In spite of the overwhelming support of European economic and political elites, many have not gotten the memo. Nationalism still holds strong sway in many quarters, and the apparent inability of the EU to manage the immigration crisis and perceived impotence in the face of terrorism has only added to the doubts about the European integration project. Moreover, for many, the EU appears manifestly undemocratic, and citizens of countries like Poland and Hungary, only recently in historical time freed of Soviet imperial ambitions, may not wish to be governed by an unaccountable technocratic elite in Brussels.

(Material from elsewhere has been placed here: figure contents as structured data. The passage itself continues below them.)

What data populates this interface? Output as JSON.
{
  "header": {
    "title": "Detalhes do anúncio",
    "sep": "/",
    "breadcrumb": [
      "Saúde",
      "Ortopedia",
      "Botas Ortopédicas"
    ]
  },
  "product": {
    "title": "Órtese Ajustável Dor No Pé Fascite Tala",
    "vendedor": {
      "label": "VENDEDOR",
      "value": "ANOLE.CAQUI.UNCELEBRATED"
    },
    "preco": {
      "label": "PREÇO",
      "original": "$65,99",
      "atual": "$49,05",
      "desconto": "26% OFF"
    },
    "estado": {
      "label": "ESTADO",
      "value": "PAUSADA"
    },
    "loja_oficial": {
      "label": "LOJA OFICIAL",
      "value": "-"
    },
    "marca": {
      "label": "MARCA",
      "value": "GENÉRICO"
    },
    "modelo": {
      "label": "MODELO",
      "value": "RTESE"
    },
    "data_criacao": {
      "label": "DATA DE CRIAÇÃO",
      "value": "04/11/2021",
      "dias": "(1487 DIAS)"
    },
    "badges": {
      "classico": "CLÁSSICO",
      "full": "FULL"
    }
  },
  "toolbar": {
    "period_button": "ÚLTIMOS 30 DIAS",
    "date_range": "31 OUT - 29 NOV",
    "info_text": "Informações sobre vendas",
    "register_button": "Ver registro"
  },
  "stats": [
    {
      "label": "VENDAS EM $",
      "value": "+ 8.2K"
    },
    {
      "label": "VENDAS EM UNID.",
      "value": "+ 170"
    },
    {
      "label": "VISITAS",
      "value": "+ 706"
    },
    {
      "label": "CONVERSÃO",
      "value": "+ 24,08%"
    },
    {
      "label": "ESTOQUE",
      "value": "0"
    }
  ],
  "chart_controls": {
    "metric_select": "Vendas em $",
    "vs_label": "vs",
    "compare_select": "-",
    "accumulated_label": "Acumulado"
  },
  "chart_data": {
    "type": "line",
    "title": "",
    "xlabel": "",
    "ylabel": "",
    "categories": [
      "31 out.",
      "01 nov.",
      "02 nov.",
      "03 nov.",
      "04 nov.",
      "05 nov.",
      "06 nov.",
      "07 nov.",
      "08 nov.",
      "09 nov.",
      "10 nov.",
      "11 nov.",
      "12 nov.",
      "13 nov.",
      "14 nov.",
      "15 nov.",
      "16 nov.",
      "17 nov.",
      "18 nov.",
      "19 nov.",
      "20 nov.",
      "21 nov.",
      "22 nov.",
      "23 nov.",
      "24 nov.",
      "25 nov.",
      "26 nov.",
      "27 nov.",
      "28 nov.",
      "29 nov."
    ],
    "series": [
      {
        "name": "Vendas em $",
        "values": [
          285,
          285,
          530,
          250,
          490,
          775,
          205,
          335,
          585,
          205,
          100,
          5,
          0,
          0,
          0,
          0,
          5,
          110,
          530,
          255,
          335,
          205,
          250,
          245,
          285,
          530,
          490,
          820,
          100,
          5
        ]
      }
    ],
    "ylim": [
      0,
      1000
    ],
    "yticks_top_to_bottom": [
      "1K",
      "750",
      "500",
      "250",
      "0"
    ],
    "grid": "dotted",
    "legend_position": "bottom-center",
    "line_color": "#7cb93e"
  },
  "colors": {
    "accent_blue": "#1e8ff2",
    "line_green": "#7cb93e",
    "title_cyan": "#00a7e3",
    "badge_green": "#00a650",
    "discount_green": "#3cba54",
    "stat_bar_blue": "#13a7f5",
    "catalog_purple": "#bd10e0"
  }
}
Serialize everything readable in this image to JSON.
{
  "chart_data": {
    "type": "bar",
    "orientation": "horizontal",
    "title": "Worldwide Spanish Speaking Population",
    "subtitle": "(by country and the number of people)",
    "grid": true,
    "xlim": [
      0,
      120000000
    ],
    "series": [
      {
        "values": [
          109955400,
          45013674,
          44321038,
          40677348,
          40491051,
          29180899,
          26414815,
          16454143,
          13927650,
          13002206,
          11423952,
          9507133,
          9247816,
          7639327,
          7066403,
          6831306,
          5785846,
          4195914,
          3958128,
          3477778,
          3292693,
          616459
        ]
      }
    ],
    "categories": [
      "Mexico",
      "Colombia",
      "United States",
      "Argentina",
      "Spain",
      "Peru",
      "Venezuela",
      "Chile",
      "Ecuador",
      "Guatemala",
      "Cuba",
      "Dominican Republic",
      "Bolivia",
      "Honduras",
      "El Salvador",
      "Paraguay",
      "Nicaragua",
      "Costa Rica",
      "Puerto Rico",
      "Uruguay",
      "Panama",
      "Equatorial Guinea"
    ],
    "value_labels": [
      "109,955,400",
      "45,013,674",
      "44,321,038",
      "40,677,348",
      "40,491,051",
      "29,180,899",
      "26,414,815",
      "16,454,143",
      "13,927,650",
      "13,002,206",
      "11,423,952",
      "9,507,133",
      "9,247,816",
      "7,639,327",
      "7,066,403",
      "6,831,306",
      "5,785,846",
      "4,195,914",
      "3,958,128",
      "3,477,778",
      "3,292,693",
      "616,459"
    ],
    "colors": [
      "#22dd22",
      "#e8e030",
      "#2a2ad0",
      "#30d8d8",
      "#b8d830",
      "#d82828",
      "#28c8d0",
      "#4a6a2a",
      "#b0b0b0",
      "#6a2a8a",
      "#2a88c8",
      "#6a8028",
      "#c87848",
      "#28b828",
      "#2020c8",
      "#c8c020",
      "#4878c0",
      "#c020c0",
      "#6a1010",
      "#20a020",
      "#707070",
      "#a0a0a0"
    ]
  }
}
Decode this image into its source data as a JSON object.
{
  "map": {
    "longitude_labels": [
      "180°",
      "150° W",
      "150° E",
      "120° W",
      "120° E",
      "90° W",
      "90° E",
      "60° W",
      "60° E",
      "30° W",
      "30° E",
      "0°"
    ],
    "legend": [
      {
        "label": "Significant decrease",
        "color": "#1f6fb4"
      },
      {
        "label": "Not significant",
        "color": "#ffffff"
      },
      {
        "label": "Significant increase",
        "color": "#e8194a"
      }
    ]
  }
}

Ironically, an unraveling of the EU may open up new opportunities for Russia to play an enhanced power politics role in European affairs, a possibility that surely keeps anti-Russian foreign policy elites awake at night. On the other hand, the EU in its current form and with the current administration in Washington has done little to stop the expansion of Russian territorial and other geopolitical ambitions in Crimea, Ukraine, Syria, and elsewhere. The next few months may well determine the future of the European Union, of Great Britain, and the influence of Russia in shaping the future of the continent.

Dr. Euel Elliott is a professor of public policy and political economy and the associate dean in the School of Economic, Political and Policy Sciences at the University of Texas at Dallas. He is the author of the soon-to-be published books, Paths not Taken: The What Ifs of American History from the War for Independence to the Bush-Gore Election and Adventures of Maia Neeri of the 24th Century.